Rio - Alguns brilhantes compositores brasileiros resolveram remar contra a própria história de luta contra a censura. Reunidos no grupo Procure Saber, artistas como Caetano Veloso e Djavan defendem artigos do Código Civil que, na prática, são capazes de impedir não apenas a publicação de biografias, mas até a divulgação de notícias em jornais, revistas, rádios e TVs.
Os artigos, que se chocam com a liberdade garantida pela Constituição, admitem a proibição da “divulgação de escritos, a transmissão da palavra, ou a publicação, a exposição ou a utilização da imagem de uma pessoa”. Isto, se a divulgação atingir “a honra, a boa fama ou a respeitabilidade” ou se destinar “a fins comerciais.” Se dependesse do que está escrito, não saberíamos das safadezas feitas nos governos:não dá para tratar de fatos sem citar seus autores.

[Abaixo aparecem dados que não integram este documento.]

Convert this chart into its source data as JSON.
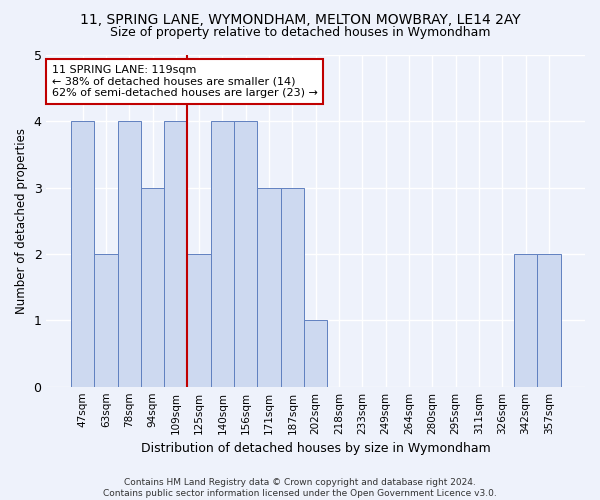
{
  "title": "11, SPRING LANE, WYMONDHAM, MELTON MOWBRAY, LE14 2AY",
  "subtitle": "Size of property relative to detached houses in Wymondham",
  "xlabel": "Distribution of detached houses by size in Wymondham",
  "ylabel": "Number of detached properties",
  "categories": [
    "47sqm",
    "63sqm",
    "78sqm",
    "94sqm",
    "109sqm",
    "125sqm",
    "140sqm",
    "156sqm",
    "171sqm",
    "187sqm",
    "202sqm",
    "218sqm",
    "233sqm",
    "249sqm",
    "264sqm",
    "280sqm",
    "295sqm",
    "311sqm",
    "326sqm",
    "342sqm",
    "357sqm"
  ],
  "bar_heights": [
    4,
    2,
    4,
    3,
    4,
    2,
    4,
    4,
    3,
    3,
    1,
    0,
    0,
    0,
    0,
    0,
    0,
    0,
    0,
    2,
    2
  ],
  "bar_color": "#cdd9f0",
  "bar_edgecolor": "#6080c0",
  "vline_color": "#c00000",
  "vline_index": 4,
  "annotation_text": "11 SPRING LANE: 119sqm\n← 38% of detached houses are smaller (14)\n62% of semi-detached houses are larger (23) →",
  "annotation_box_color": "#ffffff",
  "annotation_box_edgecolor": "#c00000",
  "ylim": [
    0,
    5
  ],
  "yticks": [
    0,
    1,
    2,
    3,
    4,
    5
  ],
  "footer": "Contains HM Land Registry data © Crown copyright and database right 2024.\nContains public sector information licensed under the Open Government Licence v3.0.",
  "background_color": "#eef2fb",
  "grid_color": "#ffffff"
}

O problema é que artistas resolveram pegar carona nas restrições. O caso mais notório é de Roberto Carlos, que conseguiu impedir a circulação de um ótimo livro, que, apesar da censura, servirá como fonte para qualquer pesquisador interessado em sua carreira. Levados ao pé da letra, os artigos vedariam praticamente todos os livros de não ficção, até mesmo o ‘Verdade Tropical’, de Caetano, onde ele cita cerca de 800 pessoas. Cada uma poderia pedir sua exclusão da obra. Não custa repetir:ninguém é livre para injuriar, caluniar ou difamar uma pessoa. O biografado que se sentir atingido tem sempre o direito de recorrer à Justiça, é assim em todo o mundo civilizado.
Em artigo da empresária Paula Lavigne, o grupo diz não abrir mão de “remuneração correspondente” por eventuais biografias. Neste ponto, os artistas confundem obra, resultado de seu talento e trabalho, com vida. Vidas não são propriedades; são, digamos, obras coletivas, que todos construímos com nossos amigos, amores, filhos, pais e, mesmo, adversários.
A vida de pessoas públicas se confunde com a sociedade em que elas estão inseridas, uma tem influência na outra, são inseparáveis. Caetano, Djavan e Gilberto Gil não seriam quem são se não houvesse o Brasil, inspiração maior de suas criações. É fundamental — até mesmo para eles — permitir que suas trajetórias sejam contadas de maneira livre e independente.
Registro: a professora citada no artigo anterior chama-se Denise Ferreira da Silva, titular do Queen’s College London.